New Book on Cuban Five Accents Family Ties; Alice Walker Writes Prologue
By Tom Whitney October 2004
At a public meeting in Havana on Sept.
18, the book "El Dulce Abismo" (The Sweet Abyss) was introduced to the world.
As an index of the book’s significance, Ricardo Alarcon, president of the
Cuban National Assembly, and Abel Prieto, minister of culture, attended the
ceremony.
"The Sweet Abyss" is a compendium of letters, poems, stories, drawings,
photos, dreams, and hopes from the Cuban Five — Fernando González,
Ramon Labañino, Gerardo Hernández, René González
and Antonio Guerrero — the five political prisoners held in U.S. prisons
for having tried to foil Miami-based terrorist crimes against the socialist
island. Their family members are contributors, too.
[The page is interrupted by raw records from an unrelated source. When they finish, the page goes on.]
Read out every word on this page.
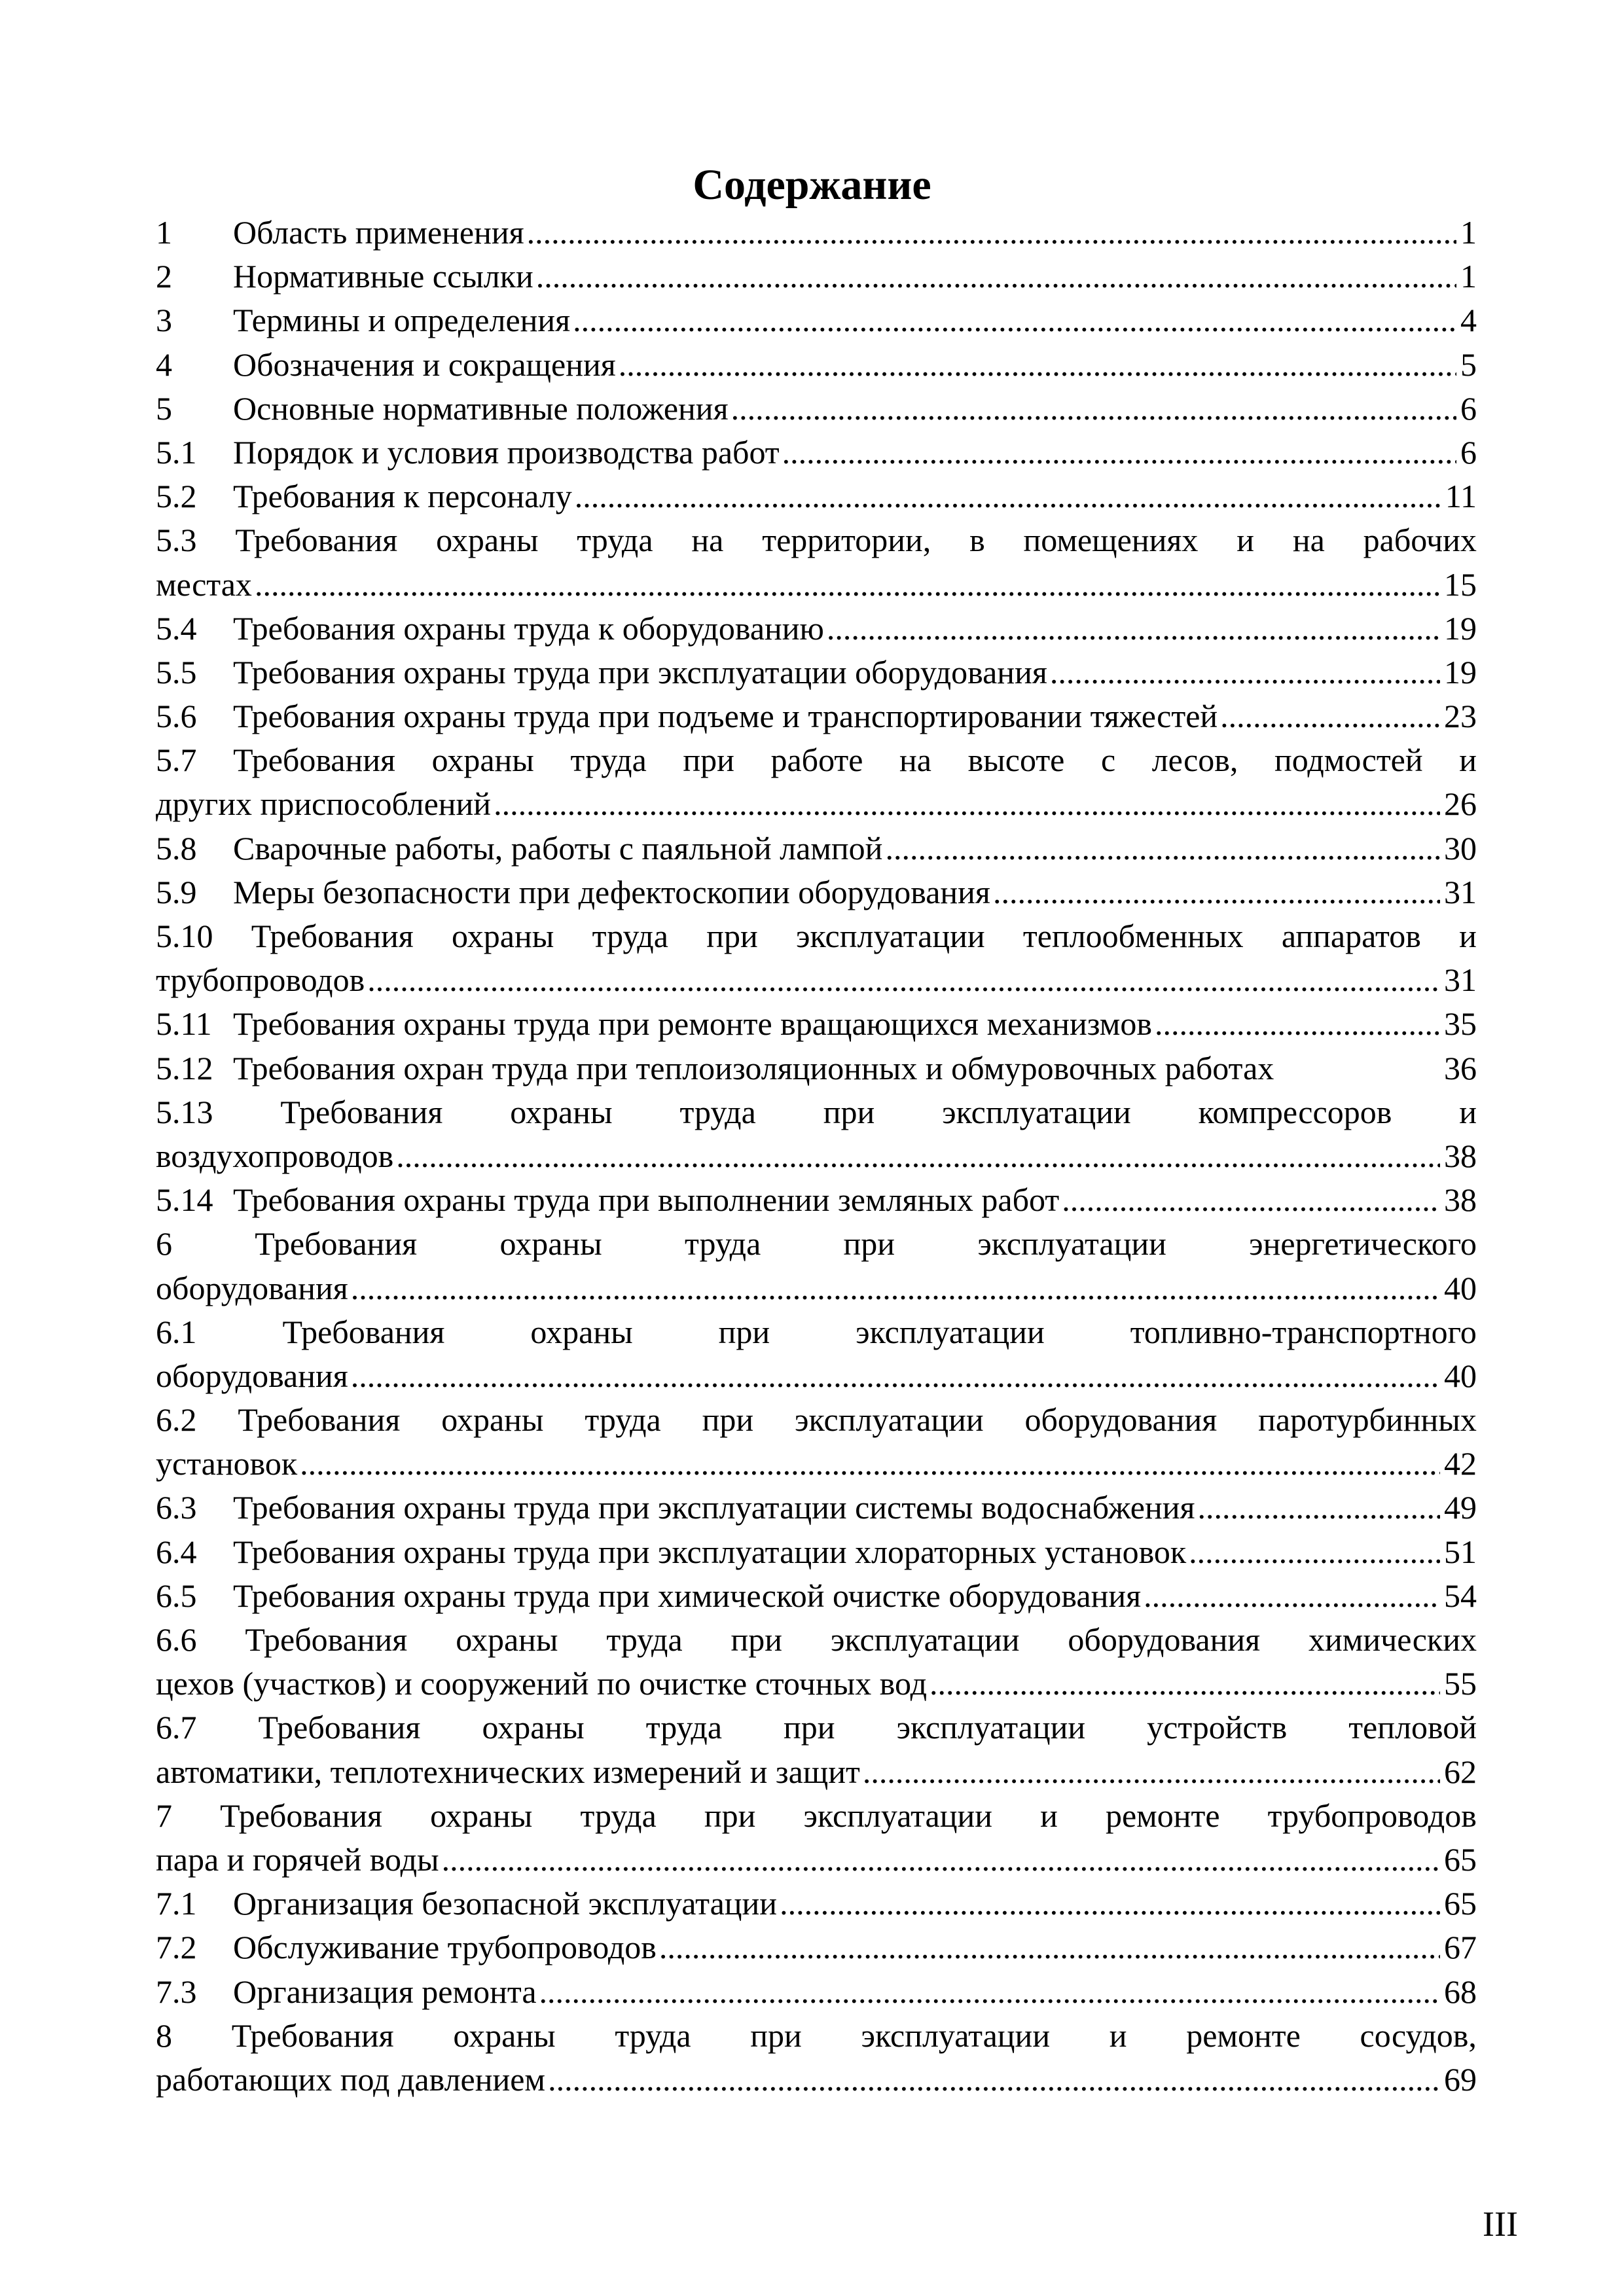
Содержание
1	Область применения .....	1
2	Нормативные ссылки .....	1
3	Термины и определения .....	4
4	Обозначения и сокращения .....	5
5	Основные нормативные положения .....	6
5.1	Порядок и условия производства работ .....	6
5.2	Требования к персоналу .....	11
5.3 Требования охраны труда на территории, в помещениях и на рабочих
местах .....	15
5.4	Требования охраны труда к оборудованию .....	19
5.5	Требования охраны труда при эксплуатации оборудования .....	19
5.6	Требования охраны труда при подъеме и транспортировании тяжестей .....	23
5.7 Требования охраны труда при работе на высоте с лесов, подмостей и
других приспособлений .....	26
5.8	Сварочные работы, работы с паяльной лампой .....	30
5.9	Меры безопасности при дефектоскопии оборудования .....	31
5.10 Требования охраны труда при эксплуатации теплообменных аппаратов и
трубопроводов .....	31
5.11 Требования охраны труда при ремонте вращающихся механизмов .....	35
5.12 Требования охран труда при теплоизоляционных и обмуровочных работах	36
5.13 Требования охраны труда при эксплуатации компрессоров и
воздухопроводов .....	38
5.14 Требования охраны труда при выполнении земляных работ .....	38
6	Требования	охраны	труда	при	эксплуатации	энергетического
оборудования .....	40
6.1	Требования	охраны	при	эксплуатации	топливно-транспортного
оборудования .....	40
6.2 Требования охраны труда при эксплуатации оборудования паротурбинных
установок .....	42
6.3	Требования охраны труда при эксплуатации системы водоснабжения .....	49
6.4	Требования охраны труда при эксплуатации хлораторных установок .....	51
6.5	Требования охраны труда при химической очистке оборудования .....	54
6.6 Требования охраны труда при эксплуатации оборудования химических
цехов (участков) и сооружений по очистке сточных вод .....	55
6.7 Требования охраны труда при эксплуатации устройств тепловой
автоматики, теплотехнических измерений и защит .....	62
7 Требования охраны труда при эксплуатации и ремонте трубопроводов
пара и горячей воды .....	65
7.1	Организация безопасной эксплуатации .....	65
7.2	Обслуживание трубопроводов .....	67
7.3	Организация ремонта .....	68
8 Требования охраны труда при эксплуатации и ремонте сосудов,
работающих под давлением .....	69
III
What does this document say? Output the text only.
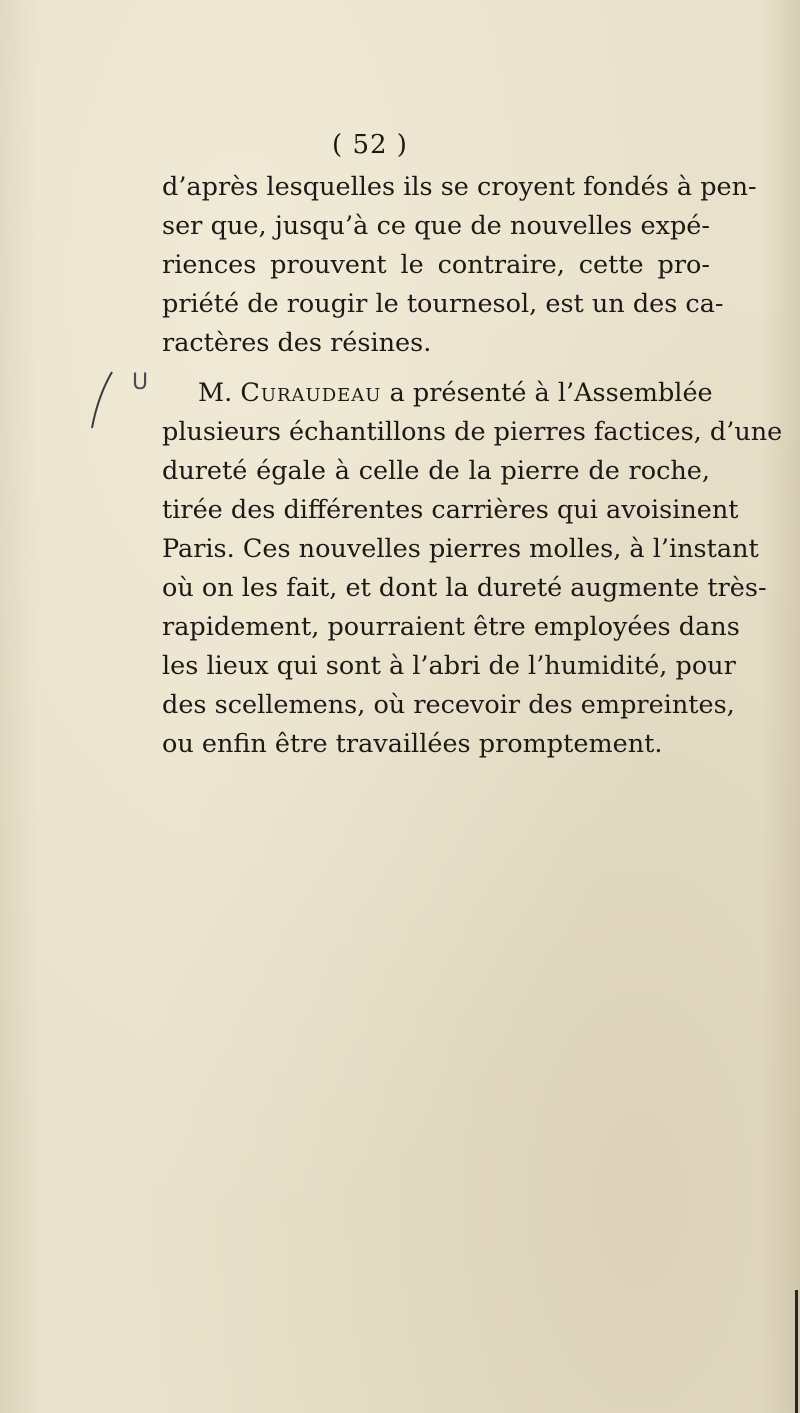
( 52 )
d’après lesquelles ils se croyent fondés à pen-
ser que, jusqu’à ce que de nouvelles expé-
riences prouvent le contraire, cette pro-
priété de rougir le tournesol, est un des ca-
ractères des résines.
U	M. Curaudeau a présenté à l’Assemblée
plusieurs échantillons de pierres factices, d’une
dureté égale à celle de la pierre de roche,
tirée des différentes carrières qui avoisinent
Paris. Ces nouvelles pierres molles, à l’instant
où on les fait, et dont la dureté augmente très-
rapidement, pourraient être employées dans
les lieux qui sont à l’abri de l’humidité, pour
des scellemens, où recevoir des empreintes,
ou enfin être travaillées promptement.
U.S. author Alice Walker ("The Color Purple") wrote the introduction and
the Cuban poet Nancy Morejon, the prologue. The book also contains an epilogue
by Leonard Weinglass, appeals attorney one of the Five.
Morejon writes: "No only is a battle being joined here for the image and
the dignity of Cuba, but also for that of the whole universe, because with
human beings like Olga, Mirta, Rosa, Elizabeth, and Adriana [the spouses of
the Five], a better world — not just an island — is more than possible."
The book has to do with familial love and above all, with constancy. It
is about being a parent, and for Alice Walker, how fathers act and what they
say to children.
Walker places the lives of the prisoners and their families within the context
of prisoners in general and of North American slave families, who after they
were divided, often lost their will to resist. She cites the loneliness of
those African Americans bereft of family ties who languish in jails or sink
into the world of drugs.
Translated from the Spanish, Walker writes: "What cropped up in my consciousness
while I read these letters was the realization of how old in fact this story
is. When I read these letters and poems and saw the drawings, there I was,
in touch with our own ancestors who for the first time experienced the pain
and devastation caused by the destruction of their families. I felt in my
own body the long centuries of slavery and the systematic zeal of the slavers
to separate families.
"How many centuries had to pass for them almost to eradicate family devotion!
They succeeded in eliminating family sentiment in some of them, converting
them into zombies to help the bosses subdue and destroy other slaves."
While in Cuba, Walker found that "there was no conversation that did not
end without talk about the situation [of the five prisoners]. … I began to
see how important this book is for our time — a time when so many fathers
are in prison. … It contains a most important lesson: how to be a father,
how to be a husband, how to be a lover, and how to act like parents, especially
when something so big and so cruel as the U.S. government imposes itself between
you and everything you love."
She concludes: "These men, like our own beloved Mumia Abu-Jamal — just as
innocent, also subjected to accusations, likewise a hero by whatever criterion,
held on death row for so many merciless years — are demonstrating something
extraordinary. The rest of us must never overlook their deep, tender, and
continuing love that does honor to the highest achievements of the Revolution."
It is hoped that "The Sweet Abyss," published in Spanish by Havana’s Jose
Marti Press, will soon be available in English.